Ayat ini sering diinterpretasikan sebagai penekanan agar wanita muslimah lebih fokus mengurus rumah tangga, suami, dan anak-anaknya.

Bahkan dalam Kitab al-Mawsu’at al-Fiqhiyyah al-Kuwaitiyyah, disebutkan bahwa tugas utama seorang perempuan adalah mengurus rumah tangga dan mendidik anak-anaknya.

Nabi Muhammad SAW dalam sebuah hadis yang diriwayatkan oleh Bukhari juga mengingatkan bahwa perempuan memiliki tanggung jawab besar dalam mengelola urusan rumah tangga suaminya.

Hadis tersebut berbunyi: “Perempuan itu mengatur dan bertanggung jawab atas urusan rumah suaminya.” (HR. Bukhari)

Dari hadis ini, sebagian besar ulama menyatakan bahwa peran utama perempuan dalam Islam adalah sebagai ibu rumah tangga dan pendidik anak-anaknya, serta tidak ada kewajiban bagi perempuan untuk memenuhi kebutuhan hidupnya secara finansial karena tugas tersebut sudah menjadi kewajiban suami atau ayahnya.

Namun demikian, pemahaman ini tidak serta merta berarti bahwa Islam melarang perempuan untuk bekerja.

Cendekiawan dan ulama asal Mesir, Sayid Qutb, berpendapat bahwa Islam tidak melarang seorang muslimah untuk bekerja, asalkan pekerjaan yang dijalani tidak bertentangan dengan nilai-nilai agama dan kemuliaan seorang wanita.

Ia menyebutkan bahwa perempuan bisa bekerja sesuai dengan kemampuan dan kodrat kewanitaannya, baik dalam bidang profesi seperti dokter, guru, peneliti, ataupun berkontribusi sebagai tokoh masyarakat.

Jadi, Islam memberikan keleluasaan bagi wanita untuk beraktivitas di luar rumah, selama tidak melanggar syariat.

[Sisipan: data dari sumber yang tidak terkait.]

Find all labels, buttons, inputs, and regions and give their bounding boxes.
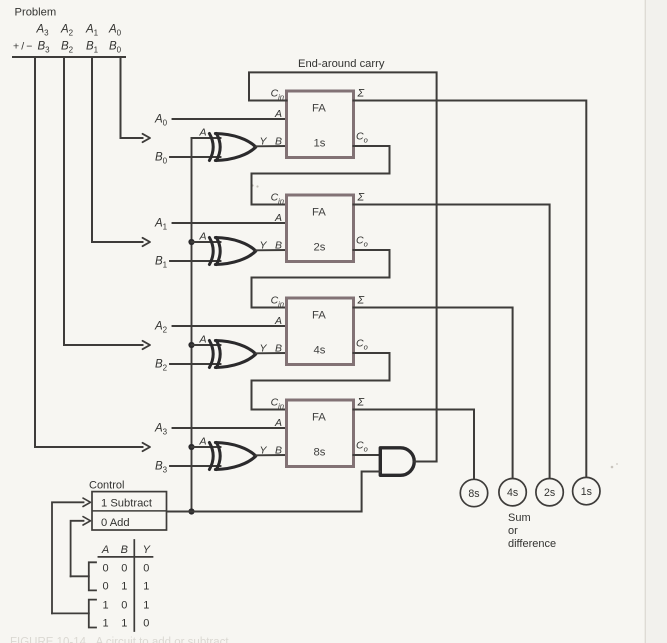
wire XOR X2 output Y to FA2 pin B	[256, 249, 287, 251]
wire XOR X4 output Y to FA4 pin B	[256, 454, 287, 456]
wire A2 to FA3 pin A	[173, 325, 287, 327]
wire FA1 Co to FA2 Cin (carry)	[252, 146, 390, 205]
svg-text:Sum: Sum	[508, 512, 531, 524]
wire FA2 Sigma to output 2s	[354, 205, 550, 479]
xor gate X4	[209, 443, 213, 470]
svg-text:A: A	[199, 436, 207, 448]
svg-text:1: 1	[102, 618, 108, 630]
wire end-around carry AND G1 output to FA1 Cin	[249, 72, 437, 461]
control box	[92, 492, 167, 530]
wire control bus to XOR X1 input A	[192, 137, 221, 139]
wire subtract bracket connector	[52, 612, 89, 614]
svg-text:Y: Y	[260, 240, 268, 252]
svg-text:FA: FA	[312, 207, 326, 219]
svg-text:A: A	[274, 417, 282, 429]
wire control to AND gate G1 lower input	[167, 472, 381, 512]
wire add select to control box	[71, 521, 84, 577]
svg-text:B: B	[275, 445, 282, 457]
wire problem column B3 to stage 4	[35, 58, 143, 447]
wire XOR X1 output Y to FA1 pin B	[256, 145, 287, 147]
svg-text:B: B	[275, 343, 282, 355]
wire A1 to FA2 pin A	[173, 222, 287, 224]
svg-text:0: 0	[102, 562, 108, 574]
wire B1 to XOR X2 input B	[170, 260, 221, 262]
svg-text:A: A	[274, 315, 282, 327]
svg-text:Y: Y	[260, 136, 268, 148]
svg-text:0 Add: 0 Add	[101, 517, 130, 529]
output terminal 1s	[573, 477, 600, 504]
wire FA4 Co to AND gate G1	[354, 454, 381, 456]
page edge shading right	[646, 0, 667, 643]
svg-text:2s: 2s	[544, 487, 555, 499]
full adder FA1 (1s)	[287, 91, 354, 158]
svg-text:0: 0	[143, 618, 149, 630]
svg-text:1s: 1s	[314, 138, 326, 150]
wire A0 to FA1 pin A	[173, 118, 287, 120]
svg-text:1s: 1s	[581, 486, 592, 498]
output terminal 4s	[499, 479, 526, 506]
svg-text:Y: Y	[143, 544, 151, 556]
wire control bus to XOR X4 input A	[192, 446, 221, 448]
svg-text:1: 1	[143, 580, 149, 592]
svg-text:Σ: Σ	[357, 397, 365, 409]
scan speck	[251, 184, 253, 186]
svg-text:A: A	[274, 108, 282, 120]
svg-text:1: 1	[102, 600, 108, 612]
svg-text:2s: 2s	[314, 242, 326, 254]
svg-text:0: 0	[102, 580, 108, 592]
svg-text:0: 0	[143, 562, 149, 574]
svg-text:B: B	[121, 544, 128, 556]
xor gate X1	[209, 134, 213, 161]
wire A3 to FA4 pin A	[173, 427, 287, 429]
wire control bus to XOR X3 input A	[192, 344, 221, 346]
svg-text:FA: FA	[312, 310, 326, 322]
svg-text:4s: 4s	[507, 487, 518, 499]
svg-text:A: A	[199, 127, 207, 139]
xor gate X3	[209, 341, 213, 368]
svg-text:1: 1	[121, 618, 127, 630]
wire FA3 Sigma to output 4s	[354, 308, 513, 479]
junction dot control bus bottom	[188, 508, 194, 514]
wire control line vertical (XOR A bus)	[191, 138, 193, 512]
svg-text:difference: difference	[508, 538, 556, 550]
svg-text:4s: 4s	[314, 345, 326, 357]
wire XOR X3 output Y to FA3 pin B	[256, 352, 287, 354]
wire B2 to XOR X3 input B	[170, 363, 221, 365]
svg-text:A: A	[274, 212, 282, 224]
svg-text:0: 0	[121, 600, 127, 612]
svg-text:8s: 8s	[468, 488, 479, 500]
svg-text:or: or	[508, 525, 518, 537]
full adder FA3 (4s)	[287, 298, 354, 365]
wire B0 to XOR X1 input B	[170, 156, 221, 158]
svg-text:FIGURE 10-14 A circuit to ad: FIGURE 10-14 A circuit to add or subtrac…	[10, 637, 229, 643]
wire control bus to XOR X2 input A	[192, 241, 221, 243]
svg-text:Y: Y	[260, 343, 268, 355]
bracket subtract rows (1x)	[89, 600, 96, 628]
svg-text:Σ: Σ	[357, 192, 365, 204]
junction dot control bus stage 3	[188, 342, 194, 348]
svg-text:0: 0	[121, 562, 127, 574]
svg-text:+ / −: + / −	[13, 41, 35, 53]
junction dot control bus stage 2	[188, 239, 194, 245]
truth table header rule	[98, 556, 152, 558]
junction dot control bus stage 4	[188, 444, 194, 450]
svg-text:B: B	[275, 136, 282, 148]
svg-text:1 Subtract: 1 Subtract	[101, 498, 153, 510]
wire problem column B2 to stage 3	[64, 58, 143, 345]
wire subtract select to control box	[52, 502, 84, 613]
svg-text:A: A	[199, 334, 207, 346]
output terminal 8s	[460, 479, 487, 506]
svg-text:B: B	[275, 240, 282, 252]
svg-text:Σ: Σ	[357, 88, 365, 100]
bracket add rows (0x)	[89, 562, 96, 590]
svg-text:FA: FA	[312, 412, 326, 424]
svg-text:A: A	[199, 231, 207, 243]
output terminal 2s	[536, 479, 563, 506]
wire FA4 Sigma to output 8s	[354, 410, 475, 480]
svg-text:Problem: Problem	[15, 7, 57, 19]
svg-text:8s: 8s	[314, 447, 326, 459]
svg-text:A: A	[101, 544, 109, 556]
truth table vertical rule	[133, 540, 135, 631]
svg-text:1: 1	[121, 580, 127, 592]
svg-text:FA: FA	[312, 103, 326, 115]
wire FA2 Co to FA3 Cin (carry)	[252, 250, 390, 308]
wire B3 to XOR X4 input B	[170, 465, 221, 467]
xor gate X2	[209, 238, 213, 265]
svg-text:Y: Y	[260, 445, 268, 457]
wire FA3 Co to FA4 Cin (carry)	[252, 353, 390, 410]
wire problem column B0 to stage 1	[121, 58, 143, 138]
wire add bracket connector	[71, 575, 89, 577]
svg-text:Control: Control	[89, 480, 124, 492]
svg-text:Σ: Σ	[357, 295, 365, 307]
and gate G1	[380, 448, 414, 476]
svg-text:1: 1	[143, 600, 149, 612]
full adder FA4 (8s)	[287, 400, 354, 467]
wire problem column B1 to stage 2	[92, 58, 143, 242]
wire FA1 Sigma to output 1s	[354, 101, 587, 478]
svg-text:End-around carry: End-around carry	[298, 58, 385, 70]
full adder FA2 (2s)	[287, 195, 354, 262]
problem underline rule	[13, 56, 125, 58]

Dr. Abd al-Qadir Manshur, seorang Guru Besar Ilmu Al-Qur’an di Universitas Sayf al-Dawlah, juga menjelaskan

bahwa Islam tidak melarang wanita untuk berprofesi atau berbisnis, selama kegiatan tersebut mengikuti aturan-aturan yang ditetapkan oleh agama.

Dalam bukunya yang berjudul Pintar Fikih Wanita, beliau menyebutkan bahwa seorang muslimah boleh melakukan jual beli atau usaha dengan harta pribadi mereka, asalkan pekerjaan tersebut tidak melibatkan perbuatan maksiat atau bertentangan dengan kehormatan diri dan keluarga.

Dalam hal ini, Islam memberikan kebebasan bagi perempuan untuk berpartisipasi dalam kegiatan ekonomi, tetapi tetap memperhatikan aturan-aturan yang ada.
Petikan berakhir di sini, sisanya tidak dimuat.